La plupart d’entre elles ont été relogées par les autorités (dans des logements qui leur étaient imposées) mais d’autres sont restées à la rue. C’est la qu’un flot d’images de familles entières dormant à la belle étoile sur les décombres de leurs propres maisons ont circulé suscitant l’émotion.
Face au tollé, les autorités ont arrêté les destructions pour laisser l’émotion se calmer et l’affaire se tasser. Et mi-mars 2020, alors que plus personne ne parlait du problème alors que des familles étaient toujours sans solutions, une nouvelle vague de destruction a commencé.

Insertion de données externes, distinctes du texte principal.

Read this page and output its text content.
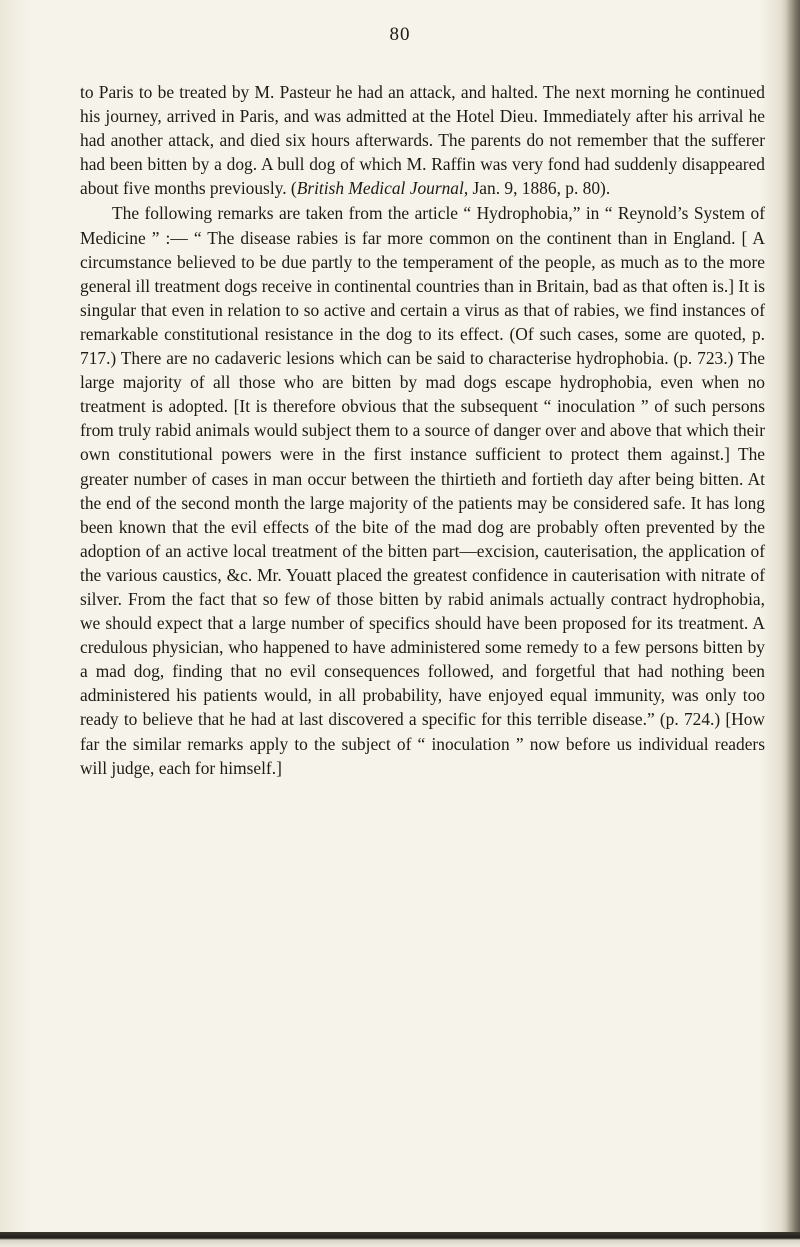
80

to Paris to be treated by M. Pasteur he had an attack, and halted. The next morning he continued his journey, arrived in Paris, and was admitted at the Hotel Dieu. Immediately after his arrival he had another attack, and died six hours afterwards. The parents do not remember that the sufferer had been bitten by a dog. A bull dog of which M. Raffin was very fond had suddenly disappeared about five months previously. (British Medical Journal, Jan. 9, 1886, p. 80).

The following remarks are taken from the article “ Hydrophobia,” in “ Reynold’s System of Medicine ” :— “ The disease rabies is far more common on the continent than in England. [ A circumstance believed to be due partly to the temperament of the people, as much as to the more general ill treatment dogs receive in continental countries than in Britain, bad as that often is.] It is singular that even in relation to so active and certain a virus as that of rabies, we find instances of remarkable constitutional resistance in the dog to its effect. (Of such cases, some are quoted, p. 717.) There are no cadaveric lesions which can be said to characterise hydrophobia. (p. 723.) The large majority of all those who are bitten by mad dogs escape hydrophobia, even when no treatment is adopted. [It is therefore obvious that the subsequent “ inoculation ” of such persons from truly rabid animals would subject them to a source of danger over and above that which their own constitutional powers were in the first instance sufficient to protect them against.] The greater number of cases in man occur between the thirtieth and fortieth day after being bitten. At the end of the second month the large majority of the patients may be considered safe. It has long been known that the evil effects of the bite of the mad dog are probably often prevented by the adoption of an active local treatment of the bitten part—excision, cauterisation, the application of the various caustics, &c. Mr. Youatt placed the greatest confidence in cauterisation with nitrate of silver. From the fact that so few of those bitten by rabid animals actually contract hydrophobia, we should expect that a large number of specifics should have been proposed for its treatment. A credulous physician, who happened to have administered some remedy to a few persons bitten by a mad dog, finding that no evil consequences followed, and forgetful that had nothing been administered his patients would, in all probability, have enjoyed equal immunity, was only too ready to believe that he had at last discovered a specific for this terrible disease.” (p. 724.) [How far the similar remarks apply to the subject of “ inoculation ” now before us individual readers will judge, each for himself.]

Alors que l’attention mondiale était focalisée sur le coronavirus des images ont à nouveau circulé de citoyens voyant leurs maisons détruites et évoquant un terrorisme d’Etat. Bien que certains de ceux qui avaient témoigné aient été emprisonnés , les habitants n’avaient plus peur de dénoncer ce qui leur arrivait , une femme allant jusqu’à déclarer à visage découvert « qu’ils amènent des armes et nous abattent , de toute façon ils nous ont déjà « tué ». Face à la nouvelle vague d’émotion, les destructions ont semblé cessé.
Mais dans la foulée de cette deuxième vague de destruction et loin des projecteurs, des militaires de l’armée rwandaise ont commencé à envahir le quartier violant des femmes, tabassant leurs maris ou pillant leurs biens. Une victime témoignage qu’elle dormait avec son mari lorsque des militaires sont arrivés. Ils ont emmené son mari à l’extérieur , l’ont attaché par les jambes et l’ont battu pendant qu’à l’intérieur , un des militaires la violait. D’autres femmes faisant des témoignages similaires.

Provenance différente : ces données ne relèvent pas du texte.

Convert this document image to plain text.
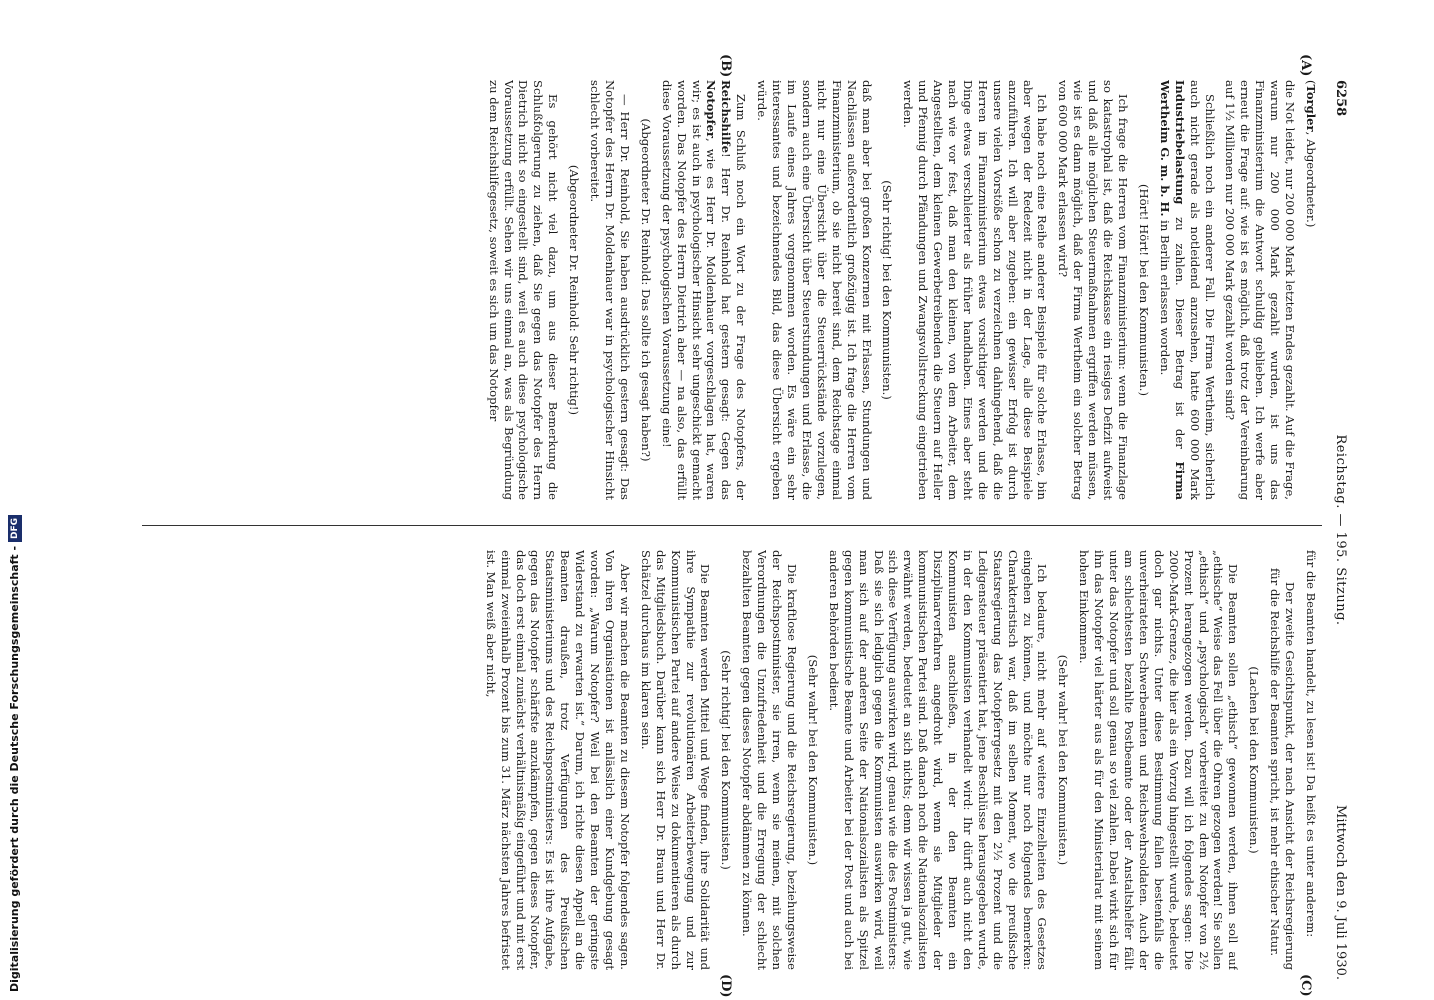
6258
Reichstag. — 195. Sitzung.
Mittwoch den 9. Juli 1930.
(A)
(B)
(C)
(D)

(Torgler, Abgeordneter.)

die Not leidet, nur 200 000 Mark letzten Endes gezahlt. Auf die Frage, warum nur 200 000 Mark gezahlt wurden, ist uns das Finanzministerium die Antwort schuldig geblieben. Ich werfe aber erneut die Frage auf: wie ist es möglich, daß trotz der Vereinbarung auf 1½ Millionen nur 200 000 Mark gezahlt worden sind?

Schließlich noch ein anderer Fall. Die Firma Wertheim, sicherlich auch nicht gerade als notleidend anzusehen, hatte 600 000 Mark Industriebelastung zu zahlen. Dieser Betrag ist der Firma Wertheim G. m. b. H. in Berlin erlassen worden.

(Hört! Hört! bei den Kommunisten.)

Ich frage die Herren vom Finanzministerium: wenn die Finanzlage so katastrophal ist, daß die Reichskasse ein riesiges Defizit aufweist und daß alle möglichen Steuermaßnahmen ergriffen werden müssen, wie ist es dann möglich, daß der Firma Wertheim ein solcher Betrag von 600 000 Mark erlassen wird?

Ich habe noch eine Reihe anderer Beispiele für solche Erlasse, bin aber wegen der Redezeit nicht in der Lage, alle diese Beispiele anzuführen. Ich will aber zugeben: ein gewisser Erfolg ist durch unsere vielen Vorstöße schon zu verzeichnen dahingehend, daß die Herren im Finanzministerium etwas vorsichtiger werden und die Dinge etwas verschleierter als früher handhaben. Eines aber steht nach wie vor fest, daß man den kleinen, von dem Arbeiter, dem Angestellten, dem kleinen Gewerbetreibenden die Steuern auf Heller und Pfennig durch Pfändungen und Zwangsvollstreckung eingetrieben werden.

(Sehr richtig! bei den Kommunisten.)

daß man aber bei großen Konzernen mit Erlassen, Stundungen und Nachlässen außerordentlich großzügig ist. Ich frage die Herren vom Finanzministerium, ob sie nicht bereit sind, dem Reichstage einmal nicht nur eine Übersicht über die Steuerrückstände vorzulegen, sondern auch eine Übersicht über Steuerstundungen und Erlasse, die im Laufe eines Jahres vorgenommen worden. Es wäre ein sehr interessantes und bezeichnendes Bild, das diese Übersicht ergeben würde.

Zum Schluß noch ein Wort zu der Frage des Notopfers, der Reichshilfe! Herr Dr. Reinhold hat gestern gesagt: Gegen das Notopfer, wie es Herr Dr. Moldenhauer vorgeschlagen hat, waren wir; es ist auch in psychologischer Hinsicht sehr ungeschickt gemacht worden. Das Notopfer des Herrn Dietrich aber — na also, das erfüllt diese Voraussetzung der psychologischen Voraussetzung eine!

(Abgeordneter Dr. Reinhold: Das sollte ich gesagt haben?)

— Herr Dr. Reinhold, Sie haben ausdrücklich gestern gesagt: Das Notopfer des Herrn Dr. Moldenhauer war in psychologischer Hinsicht schlecht vorbereitet.

(Abgeordneter Dr. Reinhold: Sehr richtig!)

Es gehört nicht viel dazu, um aus dieser Bemerkung die Schlußfolgerung zu ziehen, daß Sie gegen das Notopfer des Herrn Dietrich nicht so eingestellt sind, weil es auch diese psychologische Voraussetzung erfüllt. Sehen wir uns einmal an, was als Begründung zu dem Reichshilfegesetz, soweit es sich um das Notopfer

für die Beamten handelt, zu lesen ist! Da heißt es unter anderem:

Der zweite Gesichtspunkt, der nach Ansicht der Reichsregierung für die Reichshilfe der Beamten spricht, ist mehr ethischer Natur.

(Lachen bei den Kommunisten.)

Die Beamten sollen „ethisch“ gewonnen werden, ihnen soll auf „ethische“ Weise das Fell über die Ohren gezogen werden! Sie sollen „ethisch“ und „psychologisch“ vorbereitet zu dem Notopfer von 2½ Prozent herangezogen werden. Dazu will ich folgendes sagen: Die 2000-Mark-Grenze, die hier als ein Vorzug hingestellt wurde, bedeutet doch gar nichts. Unter diese Bestimmung fallen bestenfalls die unverheirateten Schwerbeamten und Reichswehrsoldaten. Auch der am schlechtesten bezahlte Postbeamte oder der Anstaltshelfer fällt unter das Notopfer und soll genau so viel zahlen. Dabei wirkt sich für ihn das Notopfer viel härter aus als für den Ministerialrat mit seinem hohen Einkommen.

(Sehr wahr! bei den Kommunisten.)

Ich bedaure, nicht mehr auf weitere Einzelheiten des Gesetzes eingehen zu können, und möchte nur noch folgendes bemerken: Charakteristisch war, daß im selben Moment, wo die preußische Staatsregierung das Notopferrgesetz mit den 2½ Prozent und die Ledigensteuer präsentiert hat, jene Beschlüsse herausgegeben wurde, in der den Kommunisten verhandelt wird: Ihr dürft auch nicht den Kommunisten anschließen, in der den Beamten ein Disziplinarverfahren angedroht wird, wenn sie Mitglieder der kommunistischen Partei sind. Daß danach noch die Nationalsozialisten erwähnt werden, bedeutet an sich nichts; denn wir wissen ja gut, wie sich diese Verfügung auswirken wird, genau wie die des Postministers: Daß sie sich lediglich gegen die Kommunisten auswirken wird, weil man sich auf der anderen Seite der Nationalsozialisten als Spitzel gegen kommunistische Beamte und Arbeiter bei der Post und auch bei anderen Behörden bedient.

(Sehr wahr! bei den Kommunisten.)

Die kraftlose Regierung und die Reichsregierung, beziehungsweise der Reichspostminister, sie irren, wenn sie meinen, mit solchen Verordnungen die Unzufriedenheit und die Erregung der schlecht bezahlten Beamten gegen dieses Notopfer abdämmen zu können.

(Sehr richtig! bei den Kommunisten.)

Die Beamten werden Mittel und Wege finden, ihre Solidarität und ihre Sympathie zur revolutionären Arbeiterbewegung und zur Kommunistischen Partei auf andere Weise zu dokumentieren als durch das Mitgliedsbuch. Darüber kann sich Herr Dr. Braun und Herr Dr. Schätzel durchaus im klaren sein.

Aber wir machen die Beamten zu diesem Notopfer folgendes sagen. Von ihren Organisationen ist anlässlich einer Kundgebung gesagt worden: „Warum Notopfer? Weil bei den Beamten der geringste Widerstand zu erwarten ist.“ Darum, ich richte diesen Appell an die Beamten draußen, trotz Verfügungen des Preußischen Staatsministeriums und des Reichspostministers: Es ist ihre Aufgabe, gegen das Notopfer schärfste anzukämpfen, gegen dieses Notopfer, das doch erst einmal zunächst verhältnismäßig eingeführt und mit erst einmal zweieinhalb Prozent bis zum 31. März nächsten Jahres befristet ist. Man weiß aber nicht,

Digitalisierung gefördert durch die Deutsche Forschungsgemeinschaft -DFG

Les habitants expliquent qu’ils n’avaient personne à qui se confier « à qui peux tu demander de l’aide lorsque ce sont les organes chargés de la sécurité qui font ça ? » répond une femme à un journaliste.
Même la presse notamment radio rwanda et télévision rwanda , sont venues sur place mais n’ont jamais voulu couvrir les faits , certains allant même jusqu’à se moquer d’eux. Même porter plainte leur était impossible , les habitants donnant l’exemple d’une femme enceinte qui a perdu son bébé après avoir été battue par un chargé de sécurité et qui n’a essuyé que moqueries « ce n’est pas ta fausse couche qui va nous impressionner, ce n’est pas nous qui t’avons mis enceinte» de verre t’elle rétorquer.

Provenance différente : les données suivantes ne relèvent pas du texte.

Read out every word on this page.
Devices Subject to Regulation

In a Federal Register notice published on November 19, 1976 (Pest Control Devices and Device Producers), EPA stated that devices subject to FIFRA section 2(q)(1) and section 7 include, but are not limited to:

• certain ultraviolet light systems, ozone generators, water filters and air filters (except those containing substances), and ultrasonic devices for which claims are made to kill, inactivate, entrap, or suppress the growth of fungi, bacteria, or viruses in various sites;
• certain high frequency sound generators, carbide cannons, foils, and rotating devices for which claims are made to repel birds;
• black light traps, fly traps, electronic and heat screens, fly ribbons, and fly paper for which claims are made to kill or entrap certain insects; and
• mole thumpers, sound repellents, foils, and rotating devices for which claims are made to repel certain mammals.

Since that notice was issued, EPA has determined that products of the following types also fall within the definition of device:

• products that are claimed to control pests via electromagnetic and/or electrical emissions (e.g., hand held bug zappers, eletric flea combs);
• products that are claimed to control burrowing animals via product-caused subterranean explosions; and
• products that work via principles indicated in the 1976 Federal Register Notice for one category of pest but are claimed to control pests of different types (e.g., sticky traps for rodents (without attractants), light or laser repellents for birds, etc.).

La police nationale, contactée par un journaliste a d’abord nié les faits ,la porte parole déclarant que c’était « des rumeurs propagées par des ennemis de l’état » demandant même à prendre leurs numéros pour les identifier.
Mais face au flux de témoignages concordants qui commençaient à circuler sur les réseaux sociaux, il devenait difficile d’étouffer l’affaire et seulement quelques heures après que les témoignages aient commencé à être diffusés , l’armée rwandaise a annoncé l’arrestation de 3 des militaires impliqués qui seront publiquement jugés.
Alors que les observateurs applaudissent l’action rapide de l’armée , les habitants de Bannyahe ne croient pas en cette théorie de « brebis égarées » un habitant expliquant ne pas comprendre comment dans un pays aussi petit que le Rwanda, dans la capitale Kigali, des horreurs pareilles aient pu se produire au vu et au su de tout le monde sans que les auteurs ne soient arrêtés et pense qu’ils avaient des protections venant de plus haut.
Pour lui, la stratégie en place serait une stratégie du chaos visant à semer la terreur au sein de la population afin que la prochaine fois que les autorités viennent détruire les maisons et chasser les habitants , ces derniers n’opposent aucune résistance.
Selon vous est ce un fait divers commis par des militaires isolés et qui seront jugés pour leurs actes ou est au contraire ces actes s’inscrivent dans la campagne entamée en 2017 et visant à vider Bannyahe de ses habitants?